‘Don’t have to be religious, but you should be religious about treating women the same way you treat men’

Sir Jackie Stewart has thrown his support behind an assault on a woman trackside by an anti-sexist rally driver who later flipped the bird. A debate over sexism among World Rally Championship drivers became so heated at this weekend’s Rally Bahrain that spectator Maya Kalitangire was taken away by security after she became irate when she was told she had to leave the road when male spectators screamed at her and tried to touch her on the back. “I don’t like men being in front of me,” she said. “I just don’t want that for myself — I don’t want that for my children.”

Kalitangire, 39, was held for four hours and finally released, but the BBC reports she is under investigation for allegedly assaulting a representative of the championship. A spokesman for the British motorsport federation said there were a number of “frank and heated exchanges” but nothing that led to violence.

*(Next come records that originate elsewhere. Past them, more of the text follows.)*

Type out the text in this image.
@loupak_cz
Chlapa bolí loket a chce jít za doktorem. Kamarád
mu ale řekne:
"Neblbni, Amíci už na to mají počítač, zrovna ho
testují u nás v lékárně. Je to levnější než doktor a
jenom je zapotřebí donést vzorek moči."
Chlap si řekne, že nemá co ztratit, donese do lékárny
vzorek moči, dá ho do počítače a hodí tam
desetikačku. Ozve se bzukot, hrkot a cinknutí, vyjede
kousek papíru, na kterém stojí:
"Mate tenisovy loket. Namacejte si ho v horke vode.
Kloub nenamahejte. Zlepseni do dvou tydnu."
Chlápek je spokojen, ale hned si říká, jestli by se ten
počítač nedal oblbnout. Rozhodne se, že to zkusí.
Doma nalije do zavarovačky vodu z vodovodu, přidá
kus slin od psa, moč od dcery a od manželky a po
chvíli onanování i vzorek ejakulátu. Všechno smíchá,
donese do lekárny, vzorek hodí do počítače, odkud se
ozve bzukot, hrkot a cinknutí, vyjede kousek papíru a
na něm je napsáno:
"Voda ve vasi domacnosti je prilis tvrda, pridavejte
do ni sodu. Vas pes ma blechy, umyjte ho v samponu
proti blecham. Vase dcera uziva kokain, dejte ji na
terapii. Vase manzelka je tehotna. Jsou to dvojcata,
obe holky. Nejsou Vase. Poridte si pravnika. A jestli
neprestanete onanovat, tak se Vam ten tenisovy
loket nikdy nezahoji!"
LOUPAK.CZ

Stewart said women should feel safe on the track. “I don’t like sexist stuff going on either, and you don’t like anyone, I don’t care if you’re a man or a woman, getting pushed off the track and generally not being treated as any different from anyone else,” he said. “You don’t have to be religious, but you should be religious about treating women the same way you treat men.”

Last season, a single-seat rally driver accused of assaulting a woman also said sexist spectators were the cause of her altercation with her competitors. Danica Patrick told the Wall Street Journal she reacted badly after she was hit in the knee with a shoe last March at Rally Germany. She said she sprinted after the woman and tried to beat her up. She later apologized to police.